Exxon Mobil (XOM) a chuté de 6,1 % dans les échanges pré-marché mercredi.
Exxon Mobil Corporation, XOM
Le premier trimestre d'Exxon ne pouvait pas être simple. Le conflit américano-israélien avec l'Iran — qui a commencé le 28 février — a fait monter en flèche les prix du pétrole jusqu'à 65 % et a effectivement fermé le détroit d'Ormuz, une voie navigable qui gère environ un cinquième des flux énergétiques mondiaux.
Pour Exxon, le résultat a été un trimestre de chiffres importants pointant dans des directions différentes.
La société a déclaré que la production de pétrole et de gaz du T1 était inférieure de 6 % à celle du T4 2024, lorsqu'elle produisait l'équivalent de 5 millions de barils de pétrole par jour. Les actifs au Qatar et aux Émirats arabes unis représentaient 20 % de la production mondiale d'Exxon en 2025.
La moitié de ces interruptions provenaient d'un complexe de gaz naturel liquéfié au Qatar où Exxon est partenaire. Des frappes de missiles iraniens ont endommagé deux trains de production de GNL de l'installation. Exxon a déclaré dans un communiqué que « les rapports publics indiquent que les dommages prendront une période prolongée à réparer », ajoutant qu'elle n'était pas en mesure de confirmer un calendrier en attente d'un examen sur site. Le Qatar a estimé que l'installation pourrait perdre 20 milliards de dollars de revenus annuels et pourrait prendre une demi-décennie à restaurer.
Du côté positif, la hausse des prix du pétrole brut et du gaz devrait ajouter environ 2,1 milliards de dollars et 400 millions de dollars respectivement aux revenus en amont du T1 — totalisant jusqu'à 2,9 milliards de dollars de gains, compensant largement l'impact sur la production.

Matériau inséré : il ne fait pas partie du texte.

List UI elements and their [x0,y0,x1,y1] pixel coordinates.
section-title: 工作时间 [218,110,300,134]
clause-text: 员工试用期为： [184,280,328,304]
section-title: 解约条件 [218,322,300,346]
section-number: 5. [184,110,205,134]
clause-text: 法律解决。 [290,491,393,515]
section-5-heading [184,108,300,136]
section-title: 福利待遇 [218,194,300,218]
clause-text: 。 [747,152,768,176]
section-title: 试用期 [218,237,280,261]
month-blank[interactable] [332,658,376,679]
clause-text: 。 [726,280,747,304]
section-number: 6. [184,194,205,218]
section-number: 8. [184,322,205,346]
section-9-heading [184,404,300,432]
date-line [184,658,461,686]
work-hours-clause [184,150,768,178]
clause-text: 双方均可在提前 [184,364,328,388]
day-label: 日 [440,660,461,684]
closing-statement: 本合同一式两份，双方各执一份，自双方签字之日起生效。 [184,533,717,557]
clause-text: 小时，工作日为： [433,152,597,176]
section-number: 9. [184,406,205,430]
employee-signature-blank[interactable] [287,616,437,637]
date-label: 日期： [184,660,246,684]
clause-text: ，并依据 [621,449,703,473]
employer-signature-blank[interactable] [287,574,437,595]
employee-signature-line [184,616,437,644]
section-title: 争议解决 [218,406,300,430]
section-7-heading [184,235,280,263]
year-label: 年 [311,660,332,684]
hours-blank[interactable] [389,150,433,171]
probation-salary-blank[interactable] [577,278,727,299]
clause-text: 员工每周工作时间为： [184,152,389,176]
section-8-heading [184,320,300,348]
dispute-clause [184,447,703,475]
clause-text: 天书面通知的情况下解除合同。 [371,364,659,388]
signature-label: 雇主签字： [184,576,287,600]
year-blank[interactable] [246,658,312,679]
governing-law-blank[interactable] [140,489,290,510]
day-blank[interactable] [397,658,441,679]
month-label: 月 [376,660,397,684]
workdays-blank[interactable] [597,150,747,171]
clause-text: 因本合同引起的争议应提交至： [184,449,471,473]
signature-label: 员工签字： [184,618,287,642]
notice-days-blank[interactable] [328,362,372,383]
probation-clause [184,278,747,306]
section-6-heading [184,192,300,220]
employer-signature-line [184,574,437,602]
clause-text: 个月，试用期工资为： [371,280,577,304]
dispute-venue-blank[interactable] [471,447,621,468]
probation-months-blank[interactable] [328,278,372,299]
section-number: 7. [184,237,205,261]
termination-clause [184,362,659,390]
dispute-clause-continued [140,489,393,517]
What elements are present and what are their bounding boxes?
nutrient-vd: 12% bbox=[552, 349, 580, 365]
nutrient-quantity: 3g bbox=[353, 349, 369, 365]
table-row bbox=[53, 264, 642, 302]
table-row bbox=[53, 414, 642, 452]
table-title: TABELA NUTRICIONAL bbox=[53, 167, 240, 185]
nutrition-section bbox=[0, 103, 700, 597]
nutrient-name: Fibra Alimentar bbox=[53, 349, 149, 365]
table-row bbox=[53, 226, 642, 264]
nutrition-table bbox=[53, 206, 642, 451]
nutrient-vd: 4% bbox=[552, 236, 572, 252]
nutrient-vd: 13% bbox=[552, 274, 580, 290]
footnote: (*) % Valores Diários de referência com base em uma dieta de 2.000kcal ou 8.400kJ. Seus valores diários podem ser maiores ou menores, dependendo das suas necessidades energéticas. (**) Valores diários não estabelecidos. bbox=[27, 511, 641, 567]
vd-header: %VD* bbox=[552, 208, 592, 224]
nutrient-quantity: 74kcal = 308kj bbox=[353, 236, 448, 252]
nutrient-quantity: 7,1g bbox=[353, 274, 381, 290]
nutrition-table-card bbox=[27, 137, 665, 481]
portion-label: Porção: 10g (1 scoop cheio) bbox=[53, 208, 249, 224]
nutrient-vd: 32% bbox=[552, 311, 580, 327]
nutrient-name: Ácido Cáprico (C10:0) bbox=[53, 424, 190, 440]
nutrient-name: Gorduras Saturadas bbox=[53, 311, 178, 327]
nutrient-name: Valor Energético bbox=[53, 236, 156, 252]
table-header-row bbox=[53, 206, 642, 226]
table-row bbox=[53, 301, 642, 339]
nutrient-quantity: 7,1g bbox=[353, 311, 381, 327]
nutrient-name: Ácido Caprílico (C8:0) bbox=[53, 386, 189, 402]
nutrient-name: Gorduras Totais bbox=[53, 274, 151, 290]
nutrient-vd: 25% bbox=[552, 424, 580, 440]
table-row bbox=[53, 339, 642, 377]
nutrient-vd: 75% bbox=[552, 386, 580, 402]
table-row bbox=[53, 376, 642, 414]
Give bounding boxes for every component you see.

La plus grande préoccupation à court terme pour les investisseurs concerne la division en aval. Exxon a déclaré que les revenus de son segment des produits énergétiques — qui couvre le raffinage et le trading — seront environ 3,7 milliards de dollars inférieurs à ceux du T4 2025.
La cause principale est un décalage de calendrier comptable dans le programme de couverture d'Exxon. Comme les autres grandes compagnies pétrolières, Exxon utilise des dérivés financiers pour verrouiller les prix pendant que les cargaisons sont en transit — les expéditions des États-Unis vers l'Asie peuvent prendre des semaines. La valeur de ces expéditions physiques n'est pas reconnue dans les revenus jusqu'à la clôture de la transaction.

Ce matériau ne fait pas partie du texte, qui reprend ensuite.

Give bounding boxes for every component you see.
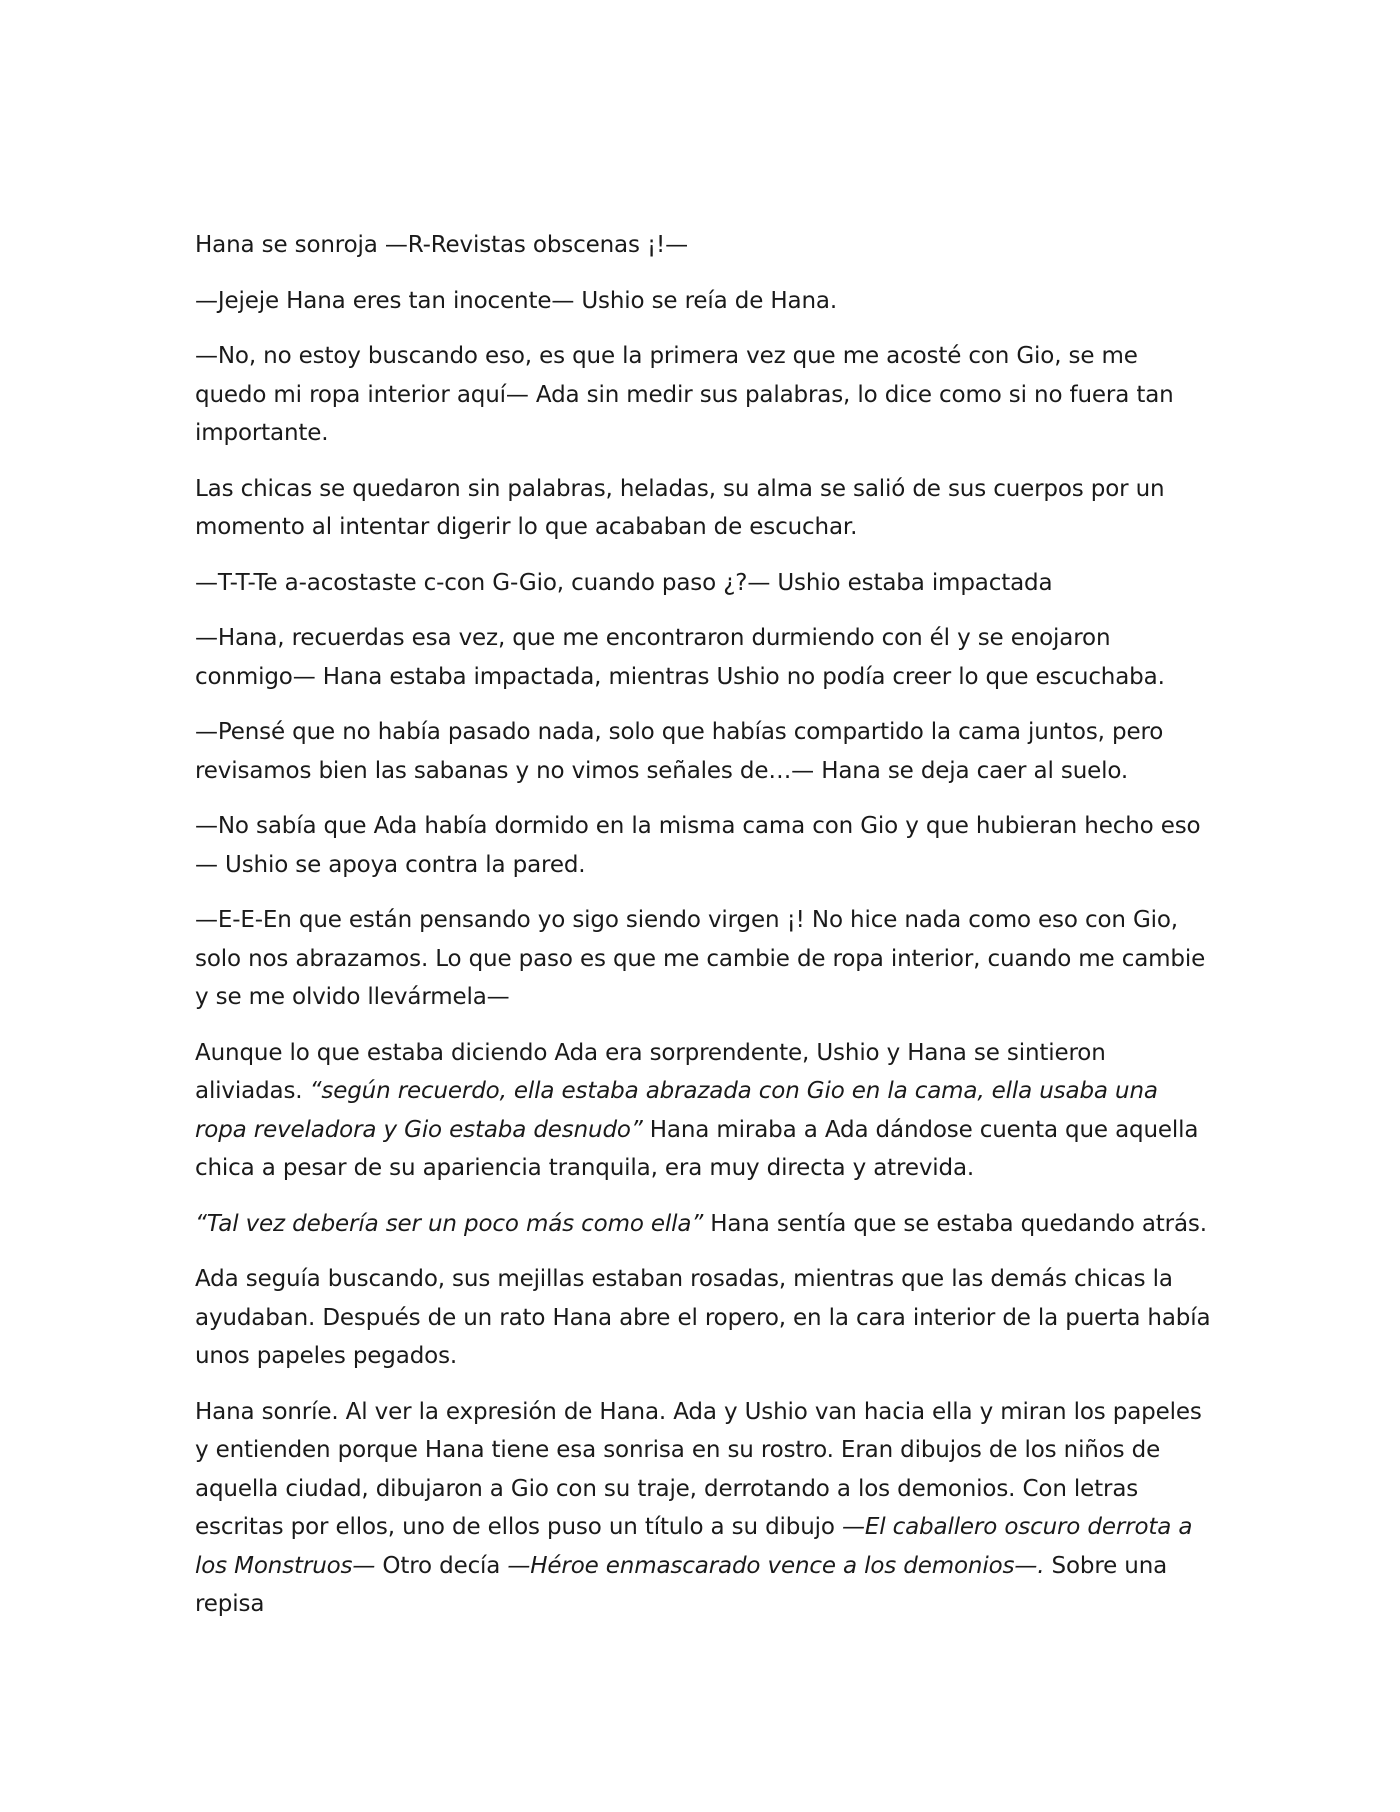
paragraph <box>195 619 1215 696</box>
paragraph <box>195 713 1215 790</box>
text-run: Ada seguía buscando, sus mejillas estaban rosadas, mientras que las demás chicas la ayudaban. Después de un rato Hana abre el ropero, en la cara interior de la puerta había unos papeles pegados. <box>195 1266 1211 1369</box>
text-run: Sobre una repisa <box>195 1552 1168 1617</box>
text-run: —E-E-En que están pensando yo sigo siendo virgen ¡! No hice nada como eso con Gio, solo nos abrazamos. Lo que paso es que me cambie de ropa interior, cuando me cambie y se me olvido llevármela— <box>195 907 1206 1010</box>
text-run: —Hana, recuerdas esa vez, que me encontraron durmiendo con él y se enojaron conmigo— Hana estaba impactada, mientras Ushio no podía creer lo que escuchaba. <box>195 625 1165 690</box>
paragraph <box>195 1205 1215 1244</box>
text-run: Otro decía <box>375 1552 508 1579</box>
text-run: Aunque lo que estaba diciendo Ada era sorprendente, Ushio y Hana se sintieron aliviadas. <box>195 1039 1106 1104</box>
paragraph <box>195 564 1215 603</box>
text-run: Hana se sonroja —R-Revistas obscenas ¡!— <box>195 232 688 258</box>
text-run: Hana miraba a Ada dándose cuenta que aquella chica a pesar de su apariencia tranquila, era muy directa y atrevida. <box>195 1116 1199 1181</box>
text-run: —T-T-Te a-acostaste c-con G-Gio, cuando paso ¿?— Ushio estaba impactada <box>195 569 1053 596</box>
text-run: —Pensé que no había pasado nada, solo que habías compartido la cama juntos, pero revisamos bien las sabanas y no vimos señales de…— Hana se deja caer al suelo. <box>195 719 1164 784</box>
paragraph <box>195 470 1215 547</box>
italic-text-run: “Tal vez debería ser un poco más como ella” <box>195 1210 704 1237</box>
paragraph <box>195 226 1215 265</box>
text-run: Las chicas se quedaron sin palabras, heladas, su alma se salió de sus cuerpos por un momento al intentar digerir lo que acababan de escuchar. <box>195 475 1165 540</box>
paragraph <box>195 1034 1215 1188</box>
text-run: Hana sonríe. Al ver la expresión de Hana. Ada y Ushio van hacia ella y miran los papeles y entienden porque Hana tiene esa sonrisa en su rostro. Eran dibujos de los niños de aquella ciudad, dibujaron a Gio con su traje, derrotando a los demonios. Con letras escritas por ellos, uno de ellos puso un título a su dibujo <box>195 1398 1202 1540</box>
italic-text-run: “según recuerdo, ella estaba abrazada con Gio en la cama, ella usaba una ropa reveladora y Gio estaba desnudo” <box>195 1078 1158 1143</box>
italic-text-run: —Héroe enmascarado vence a los demonios—. <box>507 1552 1045 1579</box>
italic-text-run: —El caballero oscuro derrota a los Monstruos— <box>195 1514 1193 1579</box>
paragraph <box>195 807 1215 884</box>
text-run: —No sabía que Ada había dormido en la misma cama con Gio y que hubieran hecho eso— Ushio se apoya contra la pared. <box>195 813 1201 878</box>
text-run: —No, no estoy buscando eso, es que la primera vez que me acosté con Gio, se me quedo mi ropa interior aquí— Ada sin medir sus palabras, lo dice como si no fuera tan importante. <box>195 343 1174 446</box>
paragraph <box>195 901 1215 1017</box>
document-body <box>195 226 1215 1641</box>
text-run: —Jejeje Hana eres tan inocente— Ushio se reía de Hana. <box>195 287 837 314</box>
paragraph <box>195 337 1215 453</box>
paragraph <box>195 282 1215 321</box>
paragraph <box>195 1393 1215 1624</box>
paragraph <box>195 1260 1215 1376</box>
text-run: Hana sentía que se estaba quedando atrás. <box>703 1210 1207 1237</box>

Le directeur financier Neil Hansen a déclaré que l'impact négatif du décalage est « exceptionnellement important » mais temporaire. « Ces impacts se dénoueront avec le temps et entraîneront un bénéfice net positif une fois les transactions sous-jacentes terminées », a-t-il déclaré. « Ce sont des transactions solides et la rentabilité qui en résultera sera importante. »
Exxon enregistrera également une dépréciation comprise entre 600 millions et 800 millions de dollars, car les perturbations d'approvisionnement ont empêché certaines expéditions physiques liées aux couvertures existantes.
Le pétrole brut de référence Brent s'est établi en moyenne à 78,38 dollars le baril au T1 2026, en hausse de 24 % par rapport au T4 2025, selon les données LSEG.
Le concurrent européen Shell a également publié une mise à jour du trading mercredi, signalant une baisse de la production de gaz trimestrielle en raison du conflit.
Exxon devrait publier les résultats complets du T1 le 1er mai. Hors effets de décalage, la société a déclaré que les revenus par action étaient plus élevés que ceux du trimestre précédent.